Data Warehousing Architecture

11/01/2021 1 By indiafreenotes

Data Warehouse Architecture is complex as it’s an information system that contains historical and commutative data from multiple sources. There are 3 approaches for constructing Data Warehouse layers: Single Tier, Two tier and Three tier.

The basic concept of a Data Warehouse is to facilitate a single version of truth for a company for decision making and forecasting. A Data warehouse is an information system that contains historical and commutative data from single or multiple sources. Data Warehouse Concepts simplify the reporting and analysis process of organizations.

A data-warehouse is a heterogeneous collection of different data sources organised under a unified schema.
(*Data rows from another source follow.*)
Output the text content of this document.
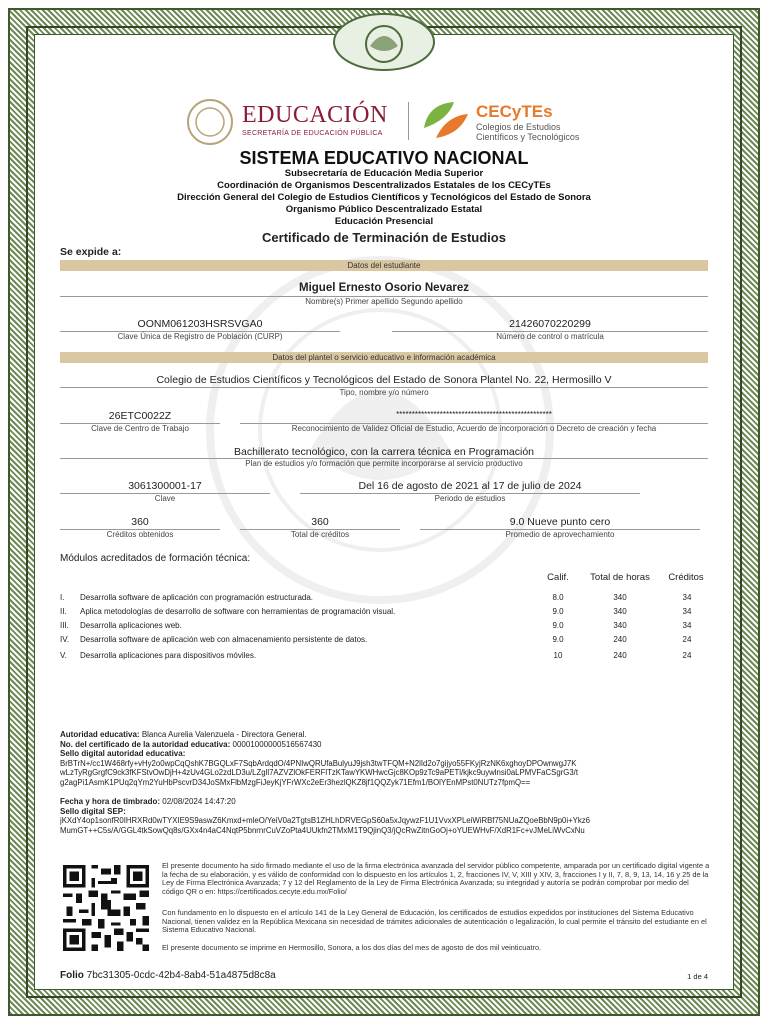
EDUCACIÓN
SECRETARÍA DE EDUCACIÓN PÚBLICA
CECyTEs
Colegios de Estudios
Científicos y Tecnológicos
SISTEMA EDUCATIVO NACIONAL
Subsecretaría de Educación Media Superior
Coordinación de Organismos Descentralizados Estatales de los CECyTEs
Dirección General del Colegio de Estudios Científicos y Tecnológicos del Estado de Sonora
Organismo Público Descentralizado Estatal
Educación Presencial
Certificado de Terminación de Estudios
Se expide a:
Datos del estudiante
Miguel Ernesto Osorio Nevarez
Nombre(s) Primer apellido Segundo apellido
OONM061203HSRSVGA0
Clave Única de Registro de Población (CURP)
21426070220299
Número de control o matrícula
Datos del plantel o servicio educativo e información académica
Colegio de Estudios Científicos y Tecnológicos del Estado de Sonora Plantel No. 22, Hermosillo V
Tipo, nombre y/o número
26ETC0022Z
Clave de Centro de Trabajo
**************************************************
Reconocimiento de Validez Oficial de Estudio, Acuerdo de incorporación o Decreto de creación y fecha
Bachillerato tecnológico, con la carrera técnica en Programación
Plan de estudios y/o formación que permite incorporarse al servicio productivo
3061300001-17
Clave
Del 16 de agosto de 2021 al 17 de julio de 2024
Periodo de estudios
360
Créditos obtenidos
360
Total de créditos
9.0 Nueve punto cero
Promedio de aprovechamiento
Módulos acreditados de formación técnica:
Calif.	Total de horas	Créditos
I. Desarrolla software de aplicación con programación estructurada.	8.0	340	34
II. Aplica metodologías de desarrollo de software con herramientas de programación visual.	9.0	340	34
III. Desarrolla aplicaciones web.	9.0	340	34
IV. Desarrolla software de aplicación web con almacenamiento persistente de datos.	9.0	240	24
V. Desarrolla aplicaciones para dispositivos móviles.	10	240	24
Autoridad educativa: Blanca Aurelia Valenzuela - Directora General.
No. del certificado de la autoridad educativa: 00001000000516567430
Sello digital autoridad educativa:
BrBTrN+/cc1W468rfy+vHy2o0wpCqQshK7BGQLxF7SqbArdqdO/4PNIwQRUfaBulyuJ9jsh3twTFQM+N2lId2o7gijyo55FKyjRzNK6xghoyDPOwnwgJ7K
wLzTyRgGrgfC9ck3fKFStvOwDjH+4zUv4GLo2zdLD3u/LZgll7AZVZlOkFERFlTzKTawYKWHwcGjc8KOp9zTc9aPETl/kjkc9uywlnsi0aLPMVFaCSgrG3/t
g2agPi1AsmK1PUq2qYm2YuHbPscvrD34JoSMxFlbMzgFiJeyKjYFrWXc2eEr3hezlQKZ8jf1QQZyk71Efm1/BOlYEnMPst0NUTz7fpmQ==
Fecha y hora de timbrado: 02/08/2024 14:47:20
Sello digital SEP:
jKXdY4op1sonfR0IHRXRd0wTYXIE9S9aswZ6Kmxd+mleO/YeiV0a2TgtsB1ZHLhDRVEGpS60a5xJqywzF1U1VvxXPLeiWiRBf75NUaZQoeBbN9p0i+Ykz6
MumGT++C5s/A/GGL4tkSowQq8s/GXx4n4aC4NqtP5bnrnrCuVZoPta4UUkfn2TMxM1T9QjinQ3/jQcRwZitnGoOj+oYUEWHvF/XdR1Fc+vJMeLiWvCxNu
El presente documento ha sido firmado mediante el uso de la firma electrónica avanzada del servidor público competente, amparada por un certificado digital vigente a la fecha de su elaboración, y es válido de conformidad con lo dispuesto en los artículos 1, 2, fracciones IV, V, XIII y XIV, 3, fracciones I y II, 7, 8, 9, 13, 14, 16 y 25 de la Ley de Firma Electrónica Avanzada; 7 y 12 del Reglamento de la Ley de Firma Electrónica Avanzada; su integridad y autoría se podrán comprobar por medio del código QR o en: https://certificados.cecyte.edu.mx/Folio/
Con fundamento en lo dispuesto en el artículo 141 de la Ley General de Educación, los certificados de estudios expedidos por instituciones del Sistema Educativo Nacional, tienen validez en la República Mexicana sin necesidad de trámites adicionales de autenticación o legalización, lo cual permite el tránsito del estudiante en el Sistema Educativo Nacional.
El presente documento se imprime en Hermosillo, Sonora, a los dos días del mes de agosto de dos mil veinticuatro.
Folio 7bc31305-0cdc-42b4-8ab4-51a4875d8c8a	1 de 4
There are 2 approaches for constructing data-warehouse:

Top-down approach:

The essential components are discussed below:

  1. External Sources:
    External source is a source from where data is collected irrespective of the type of data. Data can be structured, semi structured and unstructured as well.
  2. Stage Area:
    Since the data, extracted from the external sources does not follow a particular format, so there is a need to validate this data to load into datawarehouse. For this purpose, it is recommended to use ETL

    • E(Extracted):Data is extracted from External data source.
    • T(Transform):Data is transformed into the standard format.
    • L(Load):Data is loaded into datawarehouse after transforming it into the standard format.
  3. Data-warehouse:
    After cleansing of data, it is stored in the data warehouse as central repository. It actually stores the meta data and the actual data gets stored in the data marts. Notethat data warehouse stores the data in its purest form in this top-down approach.
  4. Data Marts:
    Data mart is also a part of storage component. It stores the information of a particular function of an organisation which is handled by single authority. There can be as many number of data marts in an organisation depending upon the functions. We can also say that data mart contains subset of the data stored in datawarehouse.
  5. Data Mining:
    The practice of analysing the big data present in data warehouse is data mining. It is used to find the hidden patterns that are present in the database or in data warehouse with the help of algorithm of data mining.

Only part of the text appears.